The migratory birds were hunted both for their feathers and as a source of meat in the 1800s. Those people hunting the birds would cast nets and come away with hundreds or even thousands of pigeons at one time as the flocks flew from breeding grounds to winter in the south. The birds’ breeding grounds were in the Northeastern and Midwestern states. The northern breeding grounds were negatively impacted from 1850 through the late 1870s when railroads were built nearby. It was at this time that an impact on the passenger pigeon population began to be noticeable.
The birds were unique in that they formed enormous flocks as a defense against any predators. The flocks were stupendously large but few in numbers as opposed to other migratory birds which form numerous flocks with lower overall populations. According to Janis Sacco, Harvard Museums of Science and Culture’s director of exhibitions, the illusion of abundance in the number of overall passenger pigeons was exacerbated by their flocking methods. Hunters may have been unaware of the impact they were causing by capturing so many of the birds. The birds’ tendency to flock in such huge numbers was one of the leading causes of the extinction of the passenger pigeon.

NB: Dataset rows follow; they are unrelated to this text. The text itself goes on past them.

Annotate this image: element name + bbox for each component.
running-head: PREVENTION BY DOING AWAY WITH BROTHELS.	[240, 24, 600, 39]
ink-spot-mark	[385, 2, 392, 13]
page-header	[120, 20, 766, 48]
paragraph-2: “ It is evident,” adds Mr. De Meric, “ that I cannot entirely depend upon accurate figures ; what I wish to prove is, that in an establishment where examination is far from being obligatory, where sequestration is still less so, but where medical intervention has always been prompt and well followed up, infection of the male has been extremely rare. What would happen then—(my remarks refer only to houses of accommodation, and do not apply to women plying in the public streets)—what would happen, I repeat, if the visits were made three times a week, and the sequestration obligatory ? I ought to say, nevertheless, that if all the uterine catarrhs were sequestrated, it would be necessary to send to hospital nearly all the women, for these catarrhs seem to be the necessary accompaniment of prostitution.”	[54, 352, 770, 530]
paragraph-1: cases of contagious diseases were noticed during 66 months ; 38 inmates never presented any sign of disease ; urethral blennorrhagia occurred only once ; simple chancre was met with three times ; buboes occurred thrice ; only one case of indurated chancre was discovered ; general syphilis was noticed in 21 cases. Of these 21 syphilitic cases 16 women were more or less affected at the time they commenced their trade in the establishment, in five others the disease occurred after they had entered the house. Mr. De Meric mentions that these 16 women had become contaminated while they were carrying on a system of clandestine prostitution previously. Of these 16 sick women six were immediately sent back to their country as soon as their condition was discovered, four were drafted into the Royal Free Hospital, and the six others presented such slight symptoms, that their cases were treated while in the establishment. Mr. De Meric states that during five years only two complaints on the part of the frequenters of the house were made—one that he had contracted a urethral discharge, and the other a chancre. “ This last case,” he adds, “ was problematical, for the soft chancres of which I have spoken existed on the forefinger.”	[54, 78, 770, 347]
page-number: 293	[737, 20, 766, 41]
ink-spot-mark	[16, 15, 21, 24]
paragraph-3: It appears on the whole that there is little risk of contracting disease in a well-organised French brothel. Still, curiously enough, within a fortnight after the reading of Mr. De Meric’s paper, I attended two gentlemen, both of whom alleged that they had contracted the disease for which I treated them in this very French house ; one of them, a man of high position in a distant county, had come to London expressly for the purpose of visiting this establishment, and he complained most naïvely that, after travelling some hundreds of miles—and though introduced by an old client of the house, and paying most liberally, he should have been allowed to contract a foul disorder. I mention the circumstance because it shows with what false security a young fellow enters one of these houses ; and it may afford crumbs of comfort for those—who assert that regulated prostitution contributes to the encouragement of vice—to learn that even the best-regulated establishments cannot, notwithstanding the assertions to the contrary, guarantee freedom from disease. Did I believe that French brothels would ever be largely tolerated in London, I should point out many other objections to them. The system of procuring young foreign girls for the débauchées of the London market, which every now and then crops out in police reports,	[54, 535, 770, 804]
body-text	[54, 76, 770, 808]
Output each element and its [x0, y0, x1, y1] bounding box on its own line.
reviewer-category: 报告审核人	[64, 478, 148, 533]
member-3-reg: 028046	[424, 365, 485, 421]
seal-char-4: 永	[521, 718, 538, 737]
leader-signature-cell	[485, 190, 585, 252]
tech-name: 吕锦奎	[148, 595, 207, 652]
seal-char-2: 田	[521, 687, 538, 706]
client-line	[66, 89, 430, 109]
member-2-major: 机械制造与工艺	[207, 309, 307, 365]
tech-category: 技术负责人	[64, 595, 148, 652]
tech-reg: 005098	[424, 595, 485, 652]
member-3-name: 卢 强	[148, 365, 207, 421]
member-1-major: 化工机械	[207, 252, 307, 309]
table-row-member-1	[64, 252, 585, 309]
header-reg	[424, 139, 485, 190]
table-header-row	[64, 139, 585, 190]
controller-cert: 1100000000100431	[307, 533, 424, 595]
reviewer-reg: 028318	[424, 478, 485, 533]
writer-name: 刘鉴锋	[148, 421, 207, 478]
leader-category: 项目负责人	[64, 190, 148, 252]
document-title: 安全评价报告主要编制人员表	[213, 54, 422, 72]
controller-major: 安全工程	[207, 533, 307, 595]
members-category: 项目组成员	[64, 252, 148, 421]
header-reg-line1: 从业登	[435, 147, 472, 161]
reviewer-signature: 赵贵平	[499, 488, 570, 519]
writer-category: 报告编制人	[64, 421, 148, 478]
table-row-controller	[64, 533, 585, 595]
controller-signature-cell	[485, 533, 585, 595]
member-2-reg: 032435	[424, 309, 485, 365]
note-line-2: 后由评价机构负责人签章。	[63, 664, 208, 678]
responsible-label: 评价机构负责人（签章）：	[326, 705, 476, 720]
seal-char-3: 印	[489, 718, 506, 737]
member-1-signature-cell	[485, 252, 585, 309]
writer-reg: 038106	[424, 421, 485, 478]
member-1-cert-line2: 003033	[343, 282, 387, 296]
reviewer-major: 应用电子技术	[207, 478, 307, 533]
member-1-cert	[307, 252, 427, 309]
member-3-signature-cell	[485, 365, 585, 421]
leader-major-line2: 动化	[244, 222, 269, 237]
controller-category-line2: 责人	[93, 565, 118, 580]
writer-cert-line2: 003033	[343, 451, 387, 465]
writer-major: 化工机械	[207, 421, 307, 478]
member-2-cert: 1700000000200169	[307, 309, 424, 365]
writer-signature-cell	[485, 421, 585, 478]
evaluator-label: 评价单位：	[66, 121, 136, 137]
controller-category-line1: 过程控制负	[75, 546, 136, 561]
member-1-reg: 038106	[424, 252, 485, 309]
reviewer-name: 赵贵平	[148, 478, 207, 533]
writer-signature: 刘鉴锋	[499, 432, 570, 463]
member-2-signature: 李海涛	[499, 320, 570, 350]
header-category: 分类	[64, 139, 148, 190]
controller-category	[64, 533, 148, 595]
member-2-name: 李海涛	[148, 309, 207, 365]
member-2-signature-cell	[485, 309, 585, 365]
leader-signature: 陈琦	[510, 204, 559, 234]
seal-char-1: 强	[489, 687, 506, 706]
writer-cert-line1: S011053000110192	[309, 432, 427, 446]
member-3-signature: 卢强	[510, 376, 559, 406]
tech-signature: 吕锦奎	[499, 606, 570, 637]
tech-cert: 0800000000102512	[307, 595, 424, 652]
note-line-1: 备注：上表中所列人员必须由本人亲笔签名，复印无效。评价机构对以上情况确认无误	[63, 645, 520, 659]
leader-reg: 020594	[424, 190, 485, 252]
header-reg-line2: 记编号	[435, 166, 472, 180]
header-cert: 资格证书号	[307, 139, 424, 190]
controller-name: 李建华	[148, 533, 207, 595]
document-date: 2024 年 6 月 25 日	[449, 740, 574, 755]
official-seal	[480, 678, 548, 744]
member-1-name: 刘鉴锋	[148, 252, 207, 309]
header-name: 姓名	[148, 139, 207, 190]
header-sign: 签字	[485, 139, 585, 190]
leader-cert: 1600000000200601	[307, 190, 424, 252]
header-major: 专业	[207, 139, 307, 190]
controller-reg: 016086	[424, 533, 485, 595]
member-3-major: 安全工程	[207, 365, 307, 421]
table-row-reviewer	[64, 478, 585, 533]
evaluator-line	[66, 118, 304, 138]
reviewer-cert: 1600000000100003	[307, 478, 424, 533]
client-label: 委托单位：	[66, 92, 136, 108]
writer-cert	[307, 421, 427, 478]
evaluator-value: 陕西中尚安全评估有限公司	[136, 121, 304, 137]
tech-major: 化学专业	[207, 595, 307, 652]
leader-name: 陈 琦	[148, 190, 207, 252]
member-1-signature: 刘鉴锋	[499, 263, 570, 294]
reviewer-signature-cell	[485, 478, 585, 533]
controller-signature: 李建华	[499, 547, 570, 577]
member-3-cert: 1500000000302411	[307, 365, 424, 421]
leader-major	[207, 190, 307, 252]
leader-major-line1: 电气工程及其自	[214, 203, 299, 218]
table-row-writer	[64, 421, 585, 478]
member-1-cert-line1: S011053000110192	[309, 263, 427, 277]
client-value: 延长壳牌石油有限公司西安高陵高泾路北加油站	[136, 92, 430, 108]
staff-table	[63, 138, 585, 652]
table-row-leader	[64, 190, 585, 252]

While Americans were familiar with the concept of extinction in the late 1800s, the overall attitude at the time appeared to the attitude of impossibility. People simply did not believe that that they could cause the extinction of a species that was comprised of so many birds. According to experts, the actual extinction of the passenger pigeon in 1914 as the last remaining bird died was the first time that people truly became aware that they could cause the extinction of an entire species. At the time conservationists attempted to protect the birds but each time a bill was brought forth to the legislature, the action was generally denied. Michigan saw some success in having a bill passed that made it illegal to net the birds if they were within two miles of their breeding grounds but the law generally wasn’t enforced.
After the last passenger pigeon died in zoo in 1914, a number of legal movements that would protect animals began. The first was established in 1918 and was the Migratory Bird Treaty Act. This act was a protection of migratory flocks from hunters without permits. Ultimately, the Endangered Species Act (ESA) was passed in 1973 after being signed into law by President Richard Nixon on December 28. According to the U.S. Supreme Court, the intent of the ESA was to provide for the conservation of threatened or endangered species and to halt and reverse a trend toward species extinction no matter what the cost. This law applies to any species threatened by extinction including wildlife, fish, and plants. The Act is administered by both the National Oceanic and Atmospheric Administration (NOAA) and the United States Fish and Wildlife Service (FWS).
September 1 will mark the hundred year anniversary of the death of the last remaining passenger pigeon. A number of research teams are attempting to use DNA gathered from museum specimens to see if it may be possible to bring the passenger pigeon back from extinction. According to zoologist Ross MacPhee from the American Museum of Natural History, the de-extinction may be possible within the next several years.